On May 5, 2005, at 7:58 AM, atarpley wrote:
1) When will the final Open MPI be released (non development)?
As soon as everybody is happy with the stability and the features of
a version. And like for most of the HPC software, SC05 seems like a
reasonable deadline. Meanwhile, a beta version will be released soon
(no specific deadline available at the moment).
2) What fault tolerance mechanisms will be included? Specifically,
if a node
goes down, what happens? Will everything bomb?
Several models of fault tolerance will be included. Maybe not on the
first release but there are several teams already working on such
projects. A short list of available fault tolerance mechanisms follow:
1. a coordinated checkpointing - a Chandy-Lamport (a la LAM)

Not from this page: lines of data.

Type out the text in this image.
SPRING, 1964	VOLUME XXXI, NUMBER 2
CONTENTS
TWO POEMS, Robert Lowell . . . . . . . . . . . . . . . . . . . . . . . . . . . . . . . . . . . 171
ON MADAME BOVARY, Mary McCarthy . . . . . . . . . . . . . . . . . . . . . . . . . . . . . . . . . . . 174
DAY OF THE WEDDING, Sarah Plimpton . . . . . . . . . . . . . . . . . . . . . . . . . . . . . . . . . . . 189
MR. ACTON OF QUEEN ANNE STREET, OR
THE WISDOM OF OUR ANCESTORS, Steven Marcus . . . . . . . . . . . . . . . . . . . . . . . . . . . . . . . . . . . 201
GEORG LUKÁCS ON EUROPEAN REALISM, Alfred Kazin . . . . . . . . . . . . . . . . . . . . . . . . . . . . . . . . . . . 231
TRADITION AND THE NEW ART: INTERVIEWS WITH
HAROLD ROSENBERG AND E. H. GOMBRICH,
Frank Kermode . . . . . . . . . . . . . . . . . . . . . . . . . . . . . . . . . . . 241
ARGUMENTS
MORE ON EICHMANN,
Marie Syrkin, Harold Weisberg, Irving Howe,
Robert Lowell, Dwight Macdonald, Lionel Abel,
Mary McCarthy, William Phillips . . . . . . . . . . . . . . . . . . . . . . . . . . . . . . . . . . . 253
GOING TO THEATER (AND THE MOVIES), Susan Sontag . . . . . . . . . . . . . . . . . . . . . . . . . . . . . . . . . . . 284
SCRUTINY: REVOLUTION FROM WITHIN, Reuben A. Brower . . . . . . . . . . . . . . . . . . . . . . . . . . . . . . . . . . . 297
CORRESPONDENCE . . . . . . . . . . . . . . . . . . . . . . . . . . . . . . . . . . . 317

2. an uncoordinated one (a la MPICH-V)
3. and one similar with FT-MPI.
In few words: most of the usual fault-tolerance mechanisms will be
included.
The behavior of the application when a node goes down depend on the
user choice (via parameters at the initialization time). If the user
let the error handler on the MPI communicators to fatal then of
course everything will get destroyed by the Open MPI runtime
environment. Otherwise, one (depending again on user parameters) of
the fault tolerance mechanisms will take care of the rest of the
execution.
3) There will be FULL multi-threading support, correct?
Correct except that the FULL multi-threading support is already
inside. We are currently testing the multi-threaded support for all
of the drivers (only TCP is considered to be multi-threaded
compliant). The next step will be to look at the performances, as we
are using fine grained locking mechanisms.
This feature will definitively be in the stable release.
Thanks,
george.
"We must accept finite disappointment, but we must never lose infinite
hope."
Martin Luther King